One of the first things I did as a PhD student was to attend Brunel’s annual PhD research conference. I had only been here a few weeks so I didn’t have a poster to present but it was a good opportunity for me to learn about my new colleagues’ research. The conference was held in the university’s Council Chamber which is lined with portraits of former vice chancellors. Without exception, they are male. On the day of the conference, almost every presentation was given by a female scientist; the contrast was quite stark. Making the assumption that the PhD students of today are potential vice chancellors of tomorrow, it would seem that a change is afoot.
In June of this year, the European Commission launched a campaign aimed at encouraging 13-18 year old girls into a career in science.

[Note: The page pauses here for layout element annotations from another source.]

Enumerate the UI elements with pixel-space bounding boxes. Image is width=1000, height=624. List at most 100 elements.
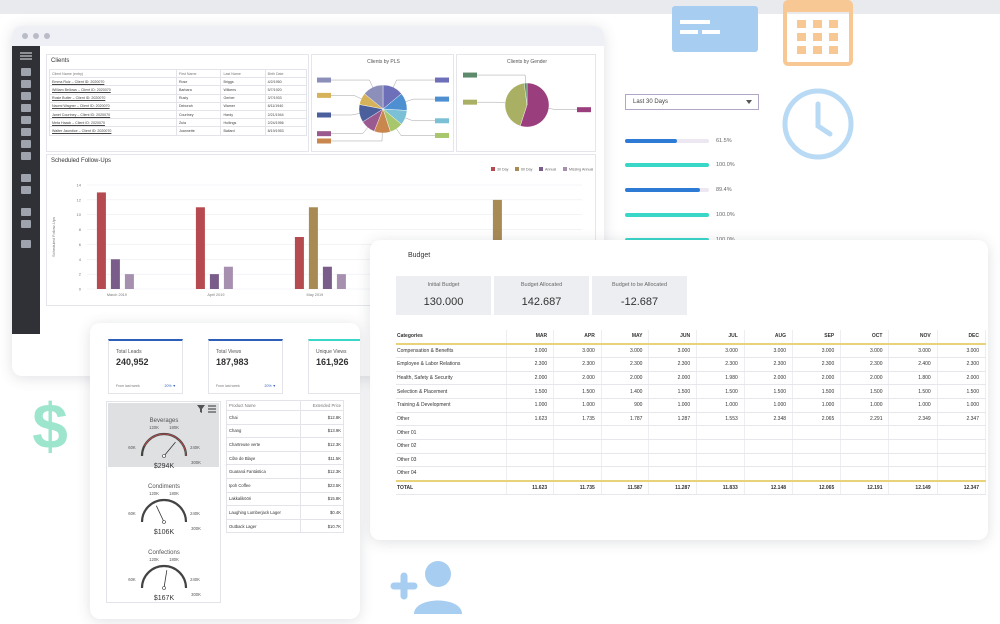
- table-cell: 2.300: [601, 357, 650, 372]
- table-row[interactable]: Guaraná Fantástica $12.3K: [226, 464, 345, 479]
- table-cell: 2.000: [506, 371, 555, 386]
- table-cell: [601, 439, 650, 454]
- table-row[interactable]: Naomi Wagner – Client ID: 2020070 Deborah…: [49, 101, 308, 111]
- options-icon[interactable]: [208, 405, 216, 413]
- table-cell: Hollings: [220, 118, 266, 128]
- bar-missing-annual[interactable]: [223, 266, 233, 289]
- table-row[interactable]: Ipoh Coffee $23.5K: [226, 477, 345, 493]
- gauge-title: Confections: [148, 550, 180, 556]
- table-row[interactable]: Other 01: [396, 425, 987, 440]
- table-row[interactable]: Côte de Blaye $11.5K: [226, 450, 345, 466]
- gauge-tick: 120K: [149, 425, 159, 430]
- bar-annual[interactable]: [110, 259, 120, 289]
- pie-leader: [331, 113, 360, 116]
- table-cell: 1.400: [601, 384, 650, 399]
- bar-missing-annual[interactable]: [124, 274, 134, 289]
- table-row[interactable]: Meta Haack – Client ID: 2020070 Zula Holli…: [49, 118, 308, 128]
- bar-30-day[interactable]: [195, 207, 205, 289]
- table-cell: 1.500: [937, 384, 987, 399]
- table-cell: 2.000: [648, 371, 698, 386]
- column-header: Product Name: [226, 400, 301, 411]
- nav-icon[interactable]: [21, 104, 31, 112]
- table-cell[interactable]: Rosie Butler – Client ID: 2020070: [49, 93, 177, 103]
- nav-icon[interactable]: [21, 240, 31, 248]
- table-row[interactable]: Other 03: [396, 453, 987, 468]
- table-cell[interactable]: Meta Haack – Client ID: 2020070: [49, 118, 177, 128]
- nav-icon[interactable]: [21, 140, 31, 148]
- gauge-tick: 240K: [190, 511, 200, 516]
- nav-icon[interactable]: [21, 186, 31, 194]
- pie-slice[interactable]: [524, 82, 528, 106]
- table-cell: [506, 466, 555, 482]
- table-row[interactable]: Rosie Butler – Client ID: 2020070 Rusty Ge…: [49, 93, 308, 103]
- table-row[interactable]: Lakkalikööri $15.8K: [226, 491, 345, 507]
- gauge-value: $294K: [154, 463, 175, 470]
- table-row[interactable]: Chang $13.9K: [226, 423, 345, 439]
- table-row[interactable]: Chartreuse verte $12.3K: [226, 437, 345, 452]
- bar-30-day[interactable]: [96, 192, 106, 289]
- legend-label: Annual: [545, 168, 556, 172]
- table-row[interactable]: Employee & Labor Relations 2.300 2.300 2.30…: [396, 357, 987, 372]
- table-row[interactable]: Compensation & Benefits 3.000 3.000 3.000 3.…: [396, 343, 987, 358]
- table-cell[interactable]: Emma Ruiz – Client ID: 2020070: [49, 77, 177, 87]
- table-cell: 1.980: [696, 371, 745, 386]
- table-cell: 3.000: [888, 343, 938, 358]
- nav-icon[interactable]: [21, 208, 31, 216]
- table-row[interactable]: William Bellows – Client ID: 2020070 Barb…: [49, 85, 308, 95]
- table-cell: Selection & Placement: [396, 384, 507, 399]
- nav-icon[interactable]: [21, 80, 31, 88]
- table-row[interactable]: Laughing Lumberjack Lager $0.4K: [226, 505, 345, 520]
- gauge-tick: 180K: [169, 425, 179, 430]
- table-row[interactable]: Emma Ruiz – Client ID: 2020070 Rose Briggs…: [49, 77, 308, 87]
- bar-60-day[interactable]: [308, 207, 318, 289]
- table-cell: [744, 466, 794, 482]
- table-cell: [696, 466, 745, 482]
- nav-icon[interactable]: [21, 116, 31, 124]
- table-cell: 2.300: [937, 357, 987, 372]
- column-header: Extended Price: [299, 400, 345, 411]
- bar-missing-annual[interactable]: [336, 274, 346, 289]
- table-row[interactable]: Chai $12.8K: [226, 410, 345, 425]
- date-range-select[interactable]: Last 30 Days: [625, 94, 759, 110]
- table-cell: Hardy: [220, 109, 266, 120]
- bar-annual[interactable]: [322, 266, 332, 289]
- table-cell[interactable]: William Bellows – Client ID: 2020070: [49, 85, 177, 95]
- total-cell: 12.191: [840, 479, 890, 495]
- table-row[interactable]: Outback Lager $10.7K: [226, 518, 345, 534]
- table-cell[interactable]: Janet Courtney – Client ID: 2020070: [49, 109, 177, 120]
- nav-icon[interactable]: [21, 68, 31, 76]
- nav-icon[interactable]: [21, 92, 31, 100]
- table-row[interactable]: Other 1.623 1.735 1.787 1.287 1.553 2.348 2.065…: [396, 412, 987, 427]
- table-cell: [888, 439, 938, 454]
- pie-gender-title: Clients by Gender: [506, 59, 548, 65]
- bar-30-day[interactable]: [294, 237, 304, 289]
- pie-slice[interactable]: [504, 82, 528, 127]
- table-cell: 2.300: [553, 357, 602, 372]
- table-row[interactable]: Health, Safety & Security 2.000 2.000 2.000…: [396, 371, 987, 386]
- table-cell[interactable]: Walter Jaundice – Client ID: 2020070: [49, 126, 177, 136]
- filter-icon[interactable]: [197, 405, 205, 413]
- column-header: JUL: [696, 330, 745, 345]
- nav-icon[interactable]: [21, 128, 31, 136]
- table-cell: 2/24/1956: [264, 118, 308, 128]
- table-row[interactable]: Other 04: [396, 466, 987, 482]
- nav-icon[interactable]: [21, 152, 31, 160]
- menu-icon[interactable]: [20, 52, 32, 60]
- table-row[interactable]: Training & Development 1.000 1.000 900 1.000…: [396, 398, 987, 413]
- chevron-down-icon: [746, 100, 752, 104]
- table-row[interactable]: Janet Courtney – Client ID: 2020070 Court…: [49, 109, 308, 120]
- table-cell: Zula: [175, 118, 222, 128]
- nav-icon[interactable]: [21, 220, 31, 228]
- table-cell: 8/11/1940: [264, 101, 308, 111]
- y-tick-label: 14: [77, 183, 82, 188]
- table-cell: Other 04: [396, 466, 507, 482]
- nav-icon[interactable]: [21, 174, 31, 182]
- table-row[interactable]: Other 02: [396, 439, 987, 454]
- table-cell: [792, 466, 842, 482]
- table-cell: [601, 466, 650, 482]
- gauge-arc: [140, 432, 188, 457]
- bar-annual[interactable]: [209, 274, 219, 289]
- table-row[interactable]: Walter Jaundice – Client ID: 2020070 Joan…: [49, 126, 308, 136]
- table-cell[interactable]: Naomi Wagner – Client ID: 2020070: [49, 101, 177, 111]
- table-row[interactable]: Selection & Placement 1.500 1.500 1.400 1.50…: [396, 384, 987, 399]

The accompanying video, “Science: It’s a girl thing!” showed images of high heels, lipstick and just about every other gender stereotype you could think of. The video was subsequently taken down following outrage from the general scientific community (the EC’s defence of the video and information on the whole campaign can be found here: http://science-girl-thing.eu/). The video was a dichotomy, a step backwards disguised as a step forwards; perpetuating female stereotypes whilst trying to show girls that they can break them. I’m lucky enough to belong to a generation that is coming out of the other side of sexism but females are still under represented in science and I don’t believe that our teenage girls need luring into scientific careers with images of ‘girly things’.
In October 2012, Professor Julia Buckingham will take up her post as Brunel’s first female vice chancellor. She is one of only 17 in the UK.